Overview of the Layoffs
Morgan Stanley, one of the world's largest investment banks, is cutting 3% of its workforce, roughly 2,500 employees, across all business divisions. The job cuts impact the firm's three major divisions—investment banking and trading, wealth management, and investment management—but do not affect financial advisors, as confirmed by FOX Business.
Reasons and Strategic Shifts
The layoffs stem from business priorities, location strategy, and individual performance evaluations. The bank intends to redirect resources to other areas to support ongoing operations.
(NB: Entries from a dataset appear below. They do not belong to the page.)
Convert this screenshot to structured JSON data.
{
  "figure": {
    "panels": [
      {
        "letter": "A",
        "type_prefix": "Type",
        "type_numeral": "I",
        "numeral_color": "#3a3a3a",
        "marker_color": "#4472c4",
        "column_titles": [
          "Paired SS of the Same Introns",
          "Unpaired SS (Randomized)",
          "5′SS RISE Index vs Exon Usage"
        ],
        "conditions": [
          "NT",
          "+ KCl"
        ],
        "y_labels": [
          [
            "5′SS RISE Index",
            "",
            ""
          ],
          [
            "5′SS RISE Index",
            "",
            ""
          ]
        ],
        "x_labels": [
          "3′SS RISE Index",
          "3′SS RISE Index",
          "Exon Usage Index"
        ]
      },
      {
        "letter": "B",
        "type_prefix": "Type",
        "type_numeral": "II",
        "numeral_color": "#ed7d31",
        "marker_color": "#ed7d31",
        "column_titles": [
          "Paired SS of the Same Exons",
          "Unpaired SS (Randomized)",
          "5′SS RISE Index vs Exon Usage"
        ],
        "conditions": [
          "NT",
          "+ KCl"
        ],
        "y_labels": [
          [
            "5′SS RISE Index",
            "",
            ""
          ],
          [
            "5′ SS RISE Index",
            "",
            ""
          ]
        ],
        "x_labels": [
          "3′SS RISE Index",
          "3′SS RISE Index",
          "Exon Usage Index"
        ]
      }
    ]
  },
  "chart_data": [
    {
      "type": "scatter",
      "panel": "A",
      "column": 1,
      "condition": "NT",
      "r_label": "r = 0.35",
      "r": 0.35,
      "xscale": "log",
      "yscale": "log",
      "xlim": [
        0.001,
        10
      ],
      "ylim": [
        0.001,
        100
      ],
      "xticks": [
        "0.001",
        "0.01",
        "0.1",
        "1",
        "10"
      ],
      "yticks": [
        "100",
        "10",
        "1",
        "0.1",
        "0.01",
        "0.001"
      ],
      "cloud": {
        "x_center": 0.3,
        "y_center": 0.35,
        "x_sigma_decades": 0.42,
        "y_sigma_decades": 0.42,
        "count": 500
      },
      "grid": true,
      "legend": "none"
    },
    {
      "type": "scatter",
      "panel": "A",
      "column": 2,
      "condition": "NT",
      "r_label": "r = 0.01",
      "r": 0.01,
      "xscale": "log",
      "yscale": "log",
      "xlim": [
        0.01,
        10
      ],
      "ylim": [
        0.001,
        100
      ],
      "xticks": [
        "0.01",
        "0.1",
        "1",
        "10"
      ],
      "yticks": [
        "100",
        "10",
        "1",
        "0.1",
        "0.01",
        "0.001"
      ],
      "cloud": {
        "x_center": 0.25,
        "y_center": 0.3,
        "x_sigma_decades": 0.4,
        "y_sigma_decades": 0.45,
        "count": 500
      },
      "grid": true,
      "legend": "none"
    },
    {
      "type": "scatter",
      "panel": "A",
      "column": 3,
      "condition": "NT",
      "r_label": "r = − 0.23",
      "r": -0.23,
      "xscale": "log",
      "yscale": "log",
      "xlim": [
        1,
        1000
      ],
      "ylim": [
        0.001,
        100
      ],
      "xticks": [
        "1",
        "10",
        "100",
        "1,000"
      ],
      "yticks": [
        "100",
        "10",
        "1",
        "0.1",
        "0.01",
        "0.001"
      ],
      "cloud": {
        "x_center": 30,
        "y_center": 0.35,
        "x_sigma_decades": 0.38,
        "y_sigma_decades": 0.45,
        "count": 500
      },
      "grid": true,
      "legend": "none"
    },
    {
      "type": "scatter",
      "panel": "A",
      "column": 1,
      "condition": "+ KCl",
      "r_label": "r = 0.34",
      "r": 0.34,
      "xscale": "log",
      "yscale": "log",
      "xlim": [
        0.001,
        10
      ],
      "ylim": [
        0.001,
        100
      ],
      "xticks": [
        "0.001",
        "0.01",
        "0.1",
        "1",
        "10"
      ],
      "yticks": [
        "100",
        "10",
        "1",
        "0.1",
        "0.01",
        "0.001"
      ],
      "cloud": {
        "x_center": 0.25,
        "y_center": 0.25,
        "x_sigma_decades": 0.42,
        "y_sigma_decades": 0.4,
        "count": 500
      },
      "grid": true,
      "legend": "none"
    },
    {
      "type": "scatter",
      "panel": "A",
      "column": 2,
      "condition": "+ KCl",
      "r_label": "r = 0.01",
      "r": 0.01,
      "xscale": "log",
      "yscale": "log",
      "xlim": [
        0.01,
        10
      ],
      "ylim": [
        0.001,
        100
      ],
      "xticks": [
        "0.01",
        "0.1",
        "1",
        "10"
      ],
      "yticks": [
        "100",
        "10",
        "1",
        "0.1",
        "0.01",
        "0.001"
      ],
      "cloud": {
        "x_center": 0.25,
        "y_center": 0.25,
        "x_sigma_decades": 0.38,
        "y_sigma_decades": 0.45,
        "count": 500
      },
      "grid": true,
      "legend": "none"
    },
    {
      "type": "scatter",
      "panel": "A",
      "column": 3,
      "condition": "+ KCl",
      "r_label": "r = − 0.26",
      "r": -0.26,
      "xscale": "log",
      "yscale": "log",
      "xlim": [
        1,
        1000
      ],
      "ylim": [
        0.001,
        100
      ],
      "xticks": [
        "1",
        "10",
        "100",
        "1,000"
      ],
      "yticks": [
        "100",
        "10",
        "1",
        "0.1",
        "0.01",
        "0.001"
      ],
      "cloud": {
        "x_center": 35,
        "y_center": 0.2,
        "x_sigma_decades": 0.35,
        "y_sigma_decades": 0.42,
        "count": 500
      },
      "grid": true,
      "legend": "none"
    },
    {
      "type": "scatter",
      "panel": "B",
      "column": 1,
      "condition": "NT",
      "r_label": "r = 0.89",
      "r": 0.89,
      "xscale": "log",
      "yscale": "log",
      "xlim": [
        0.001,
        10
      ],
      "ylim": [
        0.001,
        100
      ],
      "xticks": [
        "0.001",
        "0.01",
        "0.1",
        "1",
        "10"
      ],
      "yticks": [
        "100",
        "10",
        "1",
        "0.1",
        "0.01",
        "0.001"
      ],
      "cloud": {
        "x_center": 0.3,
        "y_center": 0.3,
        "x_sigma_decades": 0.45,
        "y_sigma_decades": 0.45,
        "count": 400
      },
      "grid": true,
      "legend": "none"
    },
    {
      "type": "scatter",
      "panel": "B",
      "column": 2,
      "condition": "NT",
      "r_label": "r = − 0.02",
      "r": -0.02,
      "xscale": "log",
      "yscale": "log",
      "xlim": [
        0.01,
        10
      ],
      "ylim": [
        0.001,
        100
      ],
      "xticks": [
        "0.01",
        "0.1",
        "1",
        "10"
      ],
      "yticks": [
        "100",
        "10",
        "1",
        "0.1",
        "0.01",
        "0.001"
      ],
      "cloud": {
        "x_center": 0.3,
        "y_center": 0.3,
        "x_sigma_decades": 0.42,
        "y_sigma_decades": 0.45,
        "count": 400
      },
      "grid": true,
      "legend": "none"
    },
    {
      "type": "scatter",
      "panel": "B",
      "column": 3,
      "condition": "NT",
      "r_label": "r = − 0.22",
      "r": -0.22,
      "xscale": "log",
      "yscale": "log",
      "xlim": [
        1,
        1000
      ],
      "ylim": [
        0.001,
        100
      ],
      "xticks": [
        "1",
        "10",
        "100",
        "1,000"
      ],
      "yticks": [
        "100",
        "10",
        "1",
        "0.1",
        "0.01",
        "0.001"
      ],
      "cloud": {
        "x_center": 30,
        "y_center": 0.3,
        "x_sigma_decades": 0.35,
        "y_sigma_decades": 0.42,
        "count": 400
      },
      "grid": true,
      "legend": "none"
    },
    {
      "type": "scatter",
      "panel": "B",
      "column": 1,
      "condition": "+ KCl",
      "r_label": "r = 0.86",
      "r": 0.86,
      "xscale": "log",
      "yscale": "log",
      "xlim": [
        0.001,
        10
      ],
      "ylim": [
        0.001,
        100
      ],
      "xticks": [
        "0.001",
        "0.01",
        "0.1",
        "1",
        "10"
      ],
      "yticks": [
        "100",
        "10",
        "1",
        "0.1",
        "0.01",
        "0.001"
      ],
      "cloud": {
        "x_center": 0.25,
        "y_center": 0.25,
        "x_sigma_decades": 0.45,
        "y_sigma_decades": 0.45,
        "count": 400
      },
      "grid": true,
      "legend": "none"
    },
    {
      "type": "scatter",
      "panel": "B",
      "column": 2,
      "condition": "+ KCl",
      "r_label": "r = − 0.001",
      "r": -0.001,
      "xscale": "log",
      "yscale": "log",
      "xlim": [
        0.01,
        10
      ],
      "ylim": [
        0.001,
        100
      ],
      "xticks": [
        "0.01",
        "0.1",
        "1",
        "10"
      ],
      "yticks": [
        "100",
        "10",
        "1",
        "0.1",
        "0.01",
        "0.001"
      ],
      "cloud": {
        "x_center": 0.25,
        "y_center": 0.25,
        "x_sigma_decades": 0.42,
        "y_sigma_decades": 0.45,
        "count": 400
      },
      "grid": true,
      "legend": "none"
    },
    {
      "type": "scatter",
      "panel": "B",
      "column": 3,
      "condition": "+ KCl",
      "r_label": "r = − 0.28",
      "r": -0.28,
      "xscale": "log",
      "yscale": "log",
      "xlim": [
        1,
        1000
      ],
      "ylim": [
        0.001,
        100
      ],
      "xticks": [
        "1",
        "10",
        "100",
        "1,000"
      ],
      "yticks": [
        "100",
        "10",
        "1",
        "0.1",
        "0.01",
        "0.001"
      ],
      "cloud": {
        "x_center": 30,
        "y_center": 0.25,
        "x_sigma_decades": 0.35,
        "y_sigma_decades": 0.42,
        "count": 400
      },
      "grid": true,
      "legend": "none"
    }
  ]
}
This move was first reported by The Wall Street Journal.
Financial Context
These reductions come after Morgan Stanley, which employs around 83,000 people globally, posted record annual revenue in 2025. In the last quarter, the bank exceeded profit estimates, driven by a nearly 50% increase in investment banking revenue.
Broader Industry Trends
Several U.S. companies have announced major layoffs this year as they incorporate artificial intelligence tools into operations. Last week, Block revealed plans to eliminate nearly half its workforce—over 4,000 jobs—to embed AI throughout its payments operations. CEO Jack Dorsey stated the company would pursue a single round of large cuts rather than smaller reductions, aiming to create more room for growth in the AI era. Amazon has also implemented reductions totaling about 30,000 positions.